Edward Oldfield www.devonlive.com
A daughter whose father died in a care home early in the pandemic has refused to accept the Prime Minister’s apology over the Downing Street lockdown party.
Dr Cathy Gardner, from Sidmouth, is challenging the government’s handling of the pandemic, arguing that it failed to protect care home residents.
Dr Gardner’s father Michael Gibson died aged 88 in April 2020. His death certificate says the cause was “probable Covid” as he had not been tested.
At that time, elderly patients were sent into care homes from hospital without being tested, leading to thousands of deaths.
Dr Gardner said she had watched Boris Johnson’s statement in the House of Commons on Wednesday lunchtime.
The East Devon councillor said: “I don’t accept an apology from him.
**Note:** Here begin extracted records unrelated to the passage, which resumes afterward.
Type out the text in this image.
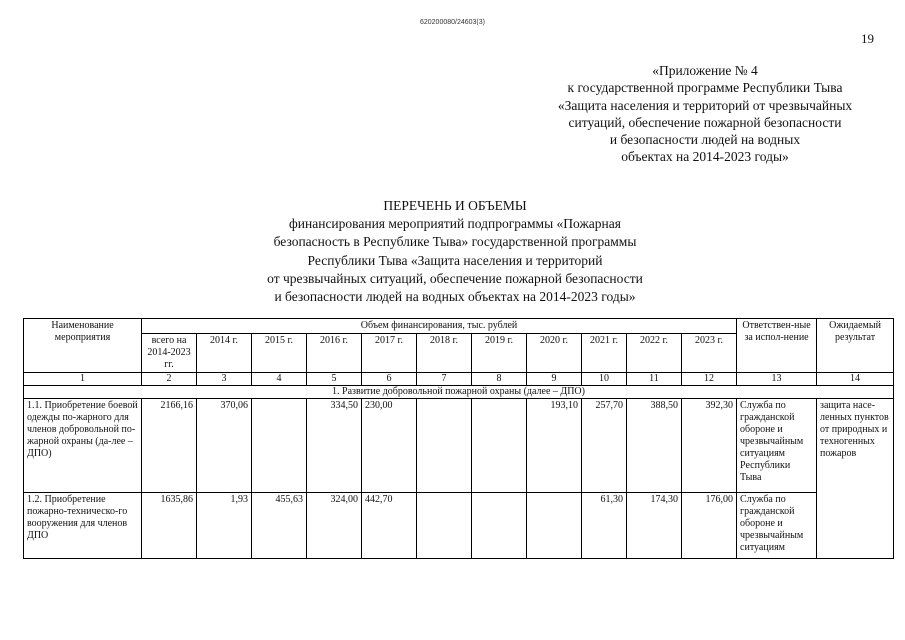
620200080/24603(3)
19
«Приложение № 4
к государственной программе Республики Тыва
«Защита населения и территорий от чрезвычайных
ситуаций, обеспечение пожарной безопасности
и безопасности людей на водных
объектах на 2014-2023 годы»
ПЕРЕЧЕНЬ И ОБЪЕМЫ
финансирования мероприятий подпрограммы «Пожарная
безопасность в Республике Тыва» государственной программы
Республики Тыва «Защита населения и территорий
от чрезвычайных ситуаций, обеспечение пожарной безопасности
и безопасности людей на водных объектах на 2014-2023 годы»
Наименование мероприятия	Объем финансирования, тыс. рублей											Ответствен-ные за испол-нение	Ожидаемый результат
	всего на 2014-2023 гг.	2014 г.	2015 г.	2016 г.	2017 г.	2018 г.	2019 г.	2020 г.	2021 г.	2022 г.	2023 г.		
1	2	3	4	5	6	7	8	9	10	11	12	13	14
1. Развитие добровольной пожарной охраны (далее – ДПО)													
1.1. Приобретение боевой одежды по-жарного для членов добровольной по-жарной охраны (да-лее – ДПО)	2166,16	370,06		334,50	230,00			193,10	257,70	388,50	392,30	Служба по гражданской обороне и чрезвычайным ситуациям Республики Тыва	защита насе-ленных пунктов от природных и техногенных пожаров
1.2. Приобретение пожарно-техническо-го вооружения для членов ДПО	1635,86	1,93	455,63	324,00	442,70				61,30	174,30	176,00	Служба по гражданской обороне и чрезвычайным ситуациям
That does not go anywhere near far enough.
“Doing something that he knew was wrong – they all did – at such a point in the pandemic, is indefensible.
“I do not accept an apology, he should be held to account for breaking the law, and whatever rules were in force at the time.
“He would not have said anything about it at all if he had not been caught.
“They did not care. They have never cared. They only care about themselves, and particularly the prime minister only cares about what he can get away with. Until he is caught out, he won’t admit anything.
“It is just another reminder, if another was needed, it is one rule for us, and another for them – or no rules for them.
“How they could actually do that, and not think, ‘Hold on, we have just been telling people not to do this’, beggars belief, it really does.”
Dr Gardner’s challenge in the High Court is listed to be heard over six days in mid-March.
She is bringing the judicial review alongside Fay Harris, whose father also died with Covid-19 in a care home.
They argue certain key government policies and decisions led to a “shocking death toll” of more than 20,000 care home residents from Covid between March and June 2020.
These include a policy of discharging around 25,000 patients from hospital into care homes – including the homes of the claimants’ fathers – without testing and proper isolation.
The prime minister apologised in the House of Commons for attending a “bring your own booze” gathering in the garden of No 10.
He acknowledged the public “rage” over the incident but insisted he believed it was a “work event”.